Acredita-se que se o mandato tivesse sido cumprido por Tancredo, opositor histórico da ditadura, o ano de 1985 teria sido mais que uma janela, mas a porta de entrada da democracia. Entretanto, o já então oligarca José Sarney, oriundo da Arena, amigo desde sempre do regime dos generais, causou respingos.
Portanto, foi a eleição direta de 1989, vencida por Fernando Collor de Melo, que cravou o retorno do Brasil ao regime democrático e fincou-se como o acontecimento político mais significativo dos últimos 40 anos. Quanto ao desastroso governo Collor... é outra história.
A guinada de Bolsonaro
Sem que possa ser comparada, face à importância histórica, com 1989, é plausível que se inclua aqui a eleição de 2018, em especial pelas características incomuns do pleito.
Não por ser tão recente — que poderia influenciar na decisão pela inclusão —, mas por ter sido um pleito norteado pelos extremos, de enorme peso plebiscitário, e que se mostrou diferente de todos os demais.
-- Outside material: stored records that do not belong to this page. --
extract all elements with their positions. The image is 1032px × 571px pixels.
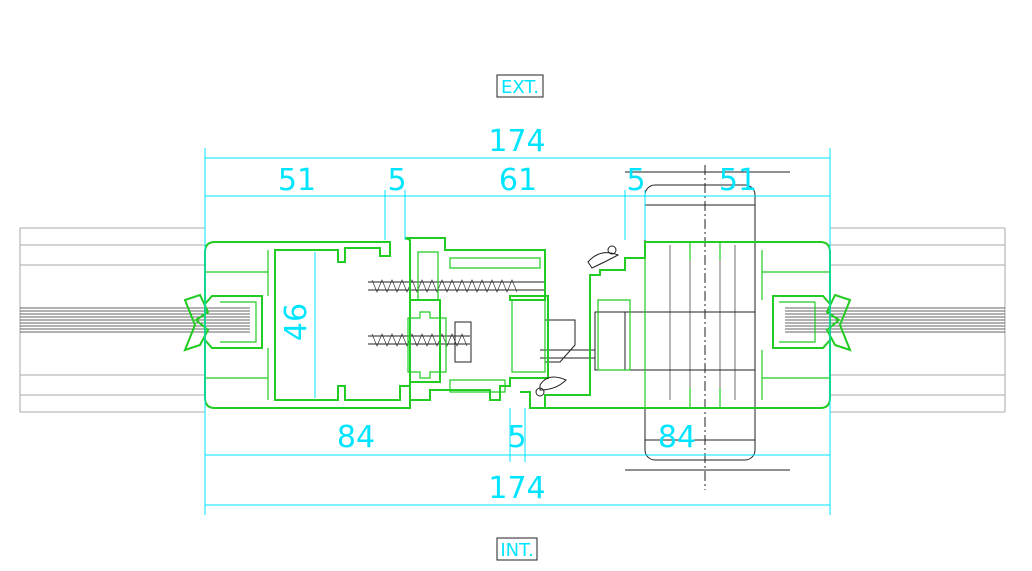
center-sash-profile (404, 237, 549, 401)
gasket-seals (535, 245, 620, 397)
dim-height: 46 (279, 303, 314, 341)
glass-right (785, 227, 1006, 413)
dim-top-right: 51 (719, 163, 757, 198)
left-frame-profile (204, 241, 411, 409)
screw-lower (368, 321, 472, 363)
dim-top-gap-right: 5 (626, 163, 645, 198)
dim-bottom-total: 174 (488, 471, 545, 506)
dim-top-total: 174 (488, 124, 545, 159)
dim-top-left: 51 (278, 163, 316, 198)
interior-label: INT. (500, 540, 533, 561)
right-sash-profile (520, 241, 831, 409)
dimension-lines (204, 148, 831, 515)
dim-bottom-right: 84 (658, 420, 696, 455)
dim-top-center: 61 (499, 163, 537, 198)
left-glazing-bead (183, 293, 263, 352)
exterior-label-box: EXT. (496, 74, 544, 98)
interior-label-box: INT. (496, 537, 538, 561)
right-glazing-bead (772, 293, 852, 352)
exterior-label: EXT. (501, 77, 539, 98)
dim-bottom-gap: 5 (507, 420, 526, 455)
screw-upper (368, 279, 545, 293)
dim-bottom-left: 84 (337, 420, 375, 455)
dim-top-gap-left: 5 (387, 163, 406, 198)
glass-left (19, 227, 250, 413)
Senão, vejamos:
Com o impeachment de Collor e o bom governo realizado por seu vice, Itamar Franco, a indicação do então ministro da Fazenda, Fernando Henrique, para a sucessão, seguiu num processo natural, bem como sua vitória em 1994.
Em 1998, a reeleição de FHC se desenhou ao longo de todo primeiro mandato e, como previsível, novamente venceu a disputa no 1º turno.
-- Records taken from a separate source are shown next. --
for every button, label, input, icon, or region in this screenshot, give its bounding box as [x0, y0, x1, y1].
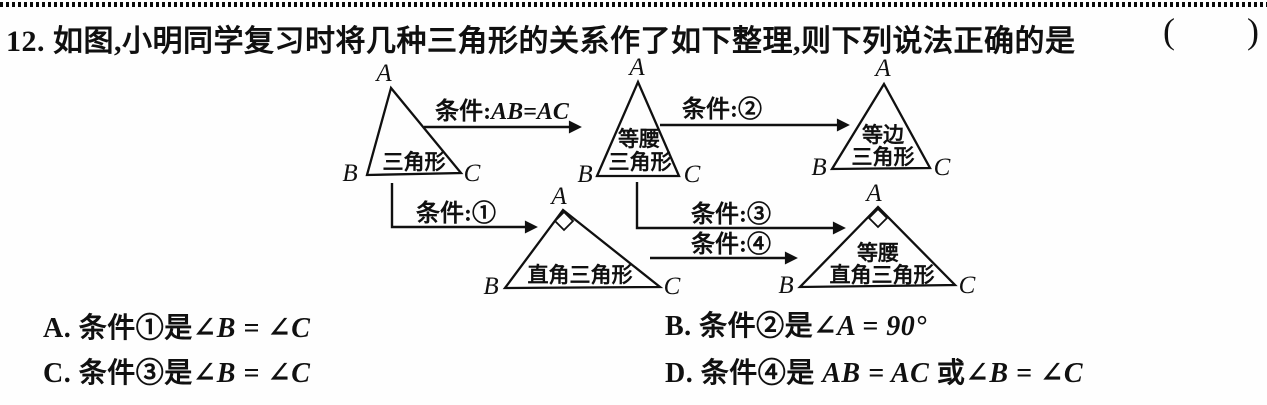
- condition-4-label: 条件:④: [691, 230, 771, 258]
- question-text: 如图,小明同学复习时将几种三角形的关系作了如下整理,则下列说法正确的是: [53, 25, 1076, 58]
- question-number: 12.: [6, 25, 45, 58]
- choice-b-text: B. 条件②是: [665, 311, 814, 342]
- choice-a: A. 条件①是∠B = ∠C: [43, 306, 310, 346]
- t3-vertex-c-label: C: [934, 154, 951, 181]
- choice-d-math-2: ∠B = ∠C: [965, 358, 1084, 389]
- answer-paren-close: ): [1247, 11, 1259, 51]
- choice-c-math: ∠B = ∠C: [192, 358, 311, 389]
- choice-d-math-1: AB = AC: [822, 358, 930, 389]
- choice-d: D. 条件④是 AB = AC 或∠B = ∠C: [665, 351, 1083, 391]
- triangle-equilateral-shape: [829, 81, 932, 171]
- triangle-isosceles-right-label-1: 等腰: [857, 241, 899, 265]
- triangle-isosceles-label-2: 三角形: [609, 150, 672, 174]
- condition-3-label: 条件:③: [691, 200, 771, 228]
- t2-vertex-c-label: C: [684, 161, 701, 188]
- right-angle-mark-t5: [867, 207, 889, 229]
- t5-vertex-b-label: B: [778, 272, 793, 299]
- triangle-right-label: 直角三角形: [528, 263, 633, 287]
- t4-vertex-b-label: B: [483, 273, 498, 300]
- t5-vertex-c-label: C: [959, 272, 976, 299]
- t1-vertex-c-label: C: [464, 160, 481, 187]
- triangle-right-shape: [502, 208, 664, 290]
- t3-vertex-a-label: A: [873, 55, 891, 82]
- triangle-isosceles-right-shape: [797, 205, 958, 289]
- triangle-equilateral-label-2: 三角形: [852, 145, 915, 169]
- choice-c: C. 条件③是∠B = ∠C: [43, 351, 310, 391]
- question-line: 12.如图,小明同学复习时将几种三角形的关系作了如下整理,则下列说法正确的是: [6, 16, 1076, 60]
- choice-a-text: A. 条件①是: [43, 313, 193, 344]
- arrow-isosceles-to-isosceles-right: [635, 182, 846, 235]
- triangle-generic-label: 三角形: [383, 150, 446, 174]
- t2-vertex-a-label: A: [627, 55, 645, 81]
- condition-2-label: 条件:②: [682, 95, 762, 123]
- choice-c-text: C. 条件③是: [43, 358, 193, 389]
- t2-vertex-b-label: B: [577, 161, 592, 188]
- choice-a-math: ∠B = ∠C: [192, 313, 311, 344]
- t5-vertex-a-label: A: [864, 180, 882, 207]
- t1-vertex-b-label: B: [342, 160, 357, 187]
- choice-d-text: D. 条件④是: [665, 358, 823, 389]
- condition-1-label: 条件:①: [416, 199, 496, 227]
- choice-d-conj: 或: [929, 358, 966, 389]
- t3-vertex-b-label: B: [811, 154, 826, 181]
- t1-vertex-a-label: A: [374, 60, 392, 87]
- choice-b-math: ∠A = 90°: [813, 311, 927, 342]
- right-angle-mark-t4: [553, 210, 575, 232]
- triangle-isosceles-label-1: 等腰: [618, 127, 660, 151]
- condition-ab-label: 条件:AB=AC: [435, 98, 570, 125]
- t4-vertex-a-label: A: [549, 183, 567, 210]
- triangle-isosceles-shape: [595, 79, 681, 178]
- choice-b: B. 条件②是∠A = 90°: [665, 304, 927, 344]
- triangle-isosceles-right-label-2: 直角三角形: [830, 263, 935, 287]
- dotted-separator: [0, 2, 1267, 7]
- t4-vertex-c-label: C: [664, 273, 681, 300]
- triangle-equilateral-label-1: 等边: [862, 123, 905, 147]
- triangle-generic-shape: [365, 85, 464, 177]
- triangle-relationship-diagram: A B C 三角形 条件:AB=AC A B C 等腰 三角形 条件:② A B…: [342, 55, 976, 300]
- arrow-generic-to-right: [390, 183, 538, 234]
- answer-paren-open: (: [1163, 11, 1175, 51]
Líder da oposição, o petista Luiz Inácio Lula da Silva buscava a Presidência desde 1989. Na campanha que somou a quarta tentativa (2002), finalmente chegou ao Palácio do Planalto. Portanto, a vitória, de longe, era aguarda, sendo a reeleição de 2006 praticamente consequência do que àquela época se poderia chamar de recondução anunciada.
No pleito de 2010, sabia-se que o apadrinhamento de Lula asseguraria ao PT o terceiro mandato. A indicada foi sua Chefe do Gabinete Civil, Dilma Rousseff, eleita sem surpresas em 2010 e, seguindo a escrita de seus antecessores, reeleita em 2014.
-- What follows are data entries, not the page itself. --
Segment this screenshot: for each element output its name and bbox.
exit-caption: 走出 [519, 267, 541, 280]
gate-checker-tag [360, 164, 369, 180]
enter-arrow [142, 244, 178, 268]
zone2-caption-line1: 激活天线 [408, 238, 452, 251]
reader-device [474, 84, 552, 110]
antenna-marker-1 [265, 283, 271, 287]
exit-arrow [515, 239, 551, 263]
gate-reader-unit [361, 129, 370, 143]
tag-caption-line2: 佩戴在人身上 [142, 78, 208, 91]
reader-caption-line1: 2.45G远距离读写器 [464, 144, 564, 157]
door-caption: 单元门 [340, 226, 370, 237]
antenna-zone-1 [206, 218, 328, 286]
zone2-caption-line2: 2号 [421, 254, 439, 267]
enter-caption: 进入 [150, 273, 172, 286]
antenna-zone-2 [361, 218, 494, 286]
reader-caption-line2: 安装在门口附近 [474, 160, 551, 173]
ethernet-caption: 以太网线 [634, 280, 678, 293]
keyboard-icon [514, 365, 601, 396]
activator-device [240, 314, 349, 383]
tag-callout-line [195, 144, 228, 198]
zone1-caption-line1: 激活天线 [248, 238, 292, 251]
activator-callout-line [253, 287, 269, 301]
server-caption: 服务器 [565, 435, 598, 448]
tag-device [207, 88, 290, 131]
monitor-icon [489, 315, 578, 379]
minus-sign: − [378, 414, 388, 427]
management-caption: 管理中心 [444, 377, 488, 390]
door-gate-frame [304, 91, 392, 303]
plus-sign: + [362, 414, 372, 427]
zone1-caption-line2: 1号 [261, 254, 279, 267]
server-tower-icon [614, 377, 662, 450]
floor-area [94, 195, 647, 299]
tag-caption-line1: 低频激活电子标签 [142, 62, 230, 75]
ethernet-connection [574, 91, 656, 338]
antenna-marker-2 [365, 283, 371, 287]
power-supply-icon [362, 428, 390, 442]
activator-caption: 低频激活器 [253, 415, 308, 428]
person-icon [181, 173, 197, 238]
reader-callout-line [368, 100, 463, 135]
Portanto, de 1994 a 2014 — seis eleições em 20 anos —, as circunstâncias dos pleitos, os partidos e os vencedores foram relativamente os esperados. Mas em 2018, virou-se a chave.
Inusitado — Há pouco mais de dois anos Jair Bolsonaro era o ‘candidato improvável’ — aquele que quase ninguém apostaria pudesse chegar à Presidência.
Capitão reformado, deputado do “baixo clero” e que tecia rasgados elogios ao regime militar, não bastasse as declarações polêmicas e que repercutiam negativamente, também não escondia sua ‘convicção’ de que o Brasil não viveu uma ditadura militar.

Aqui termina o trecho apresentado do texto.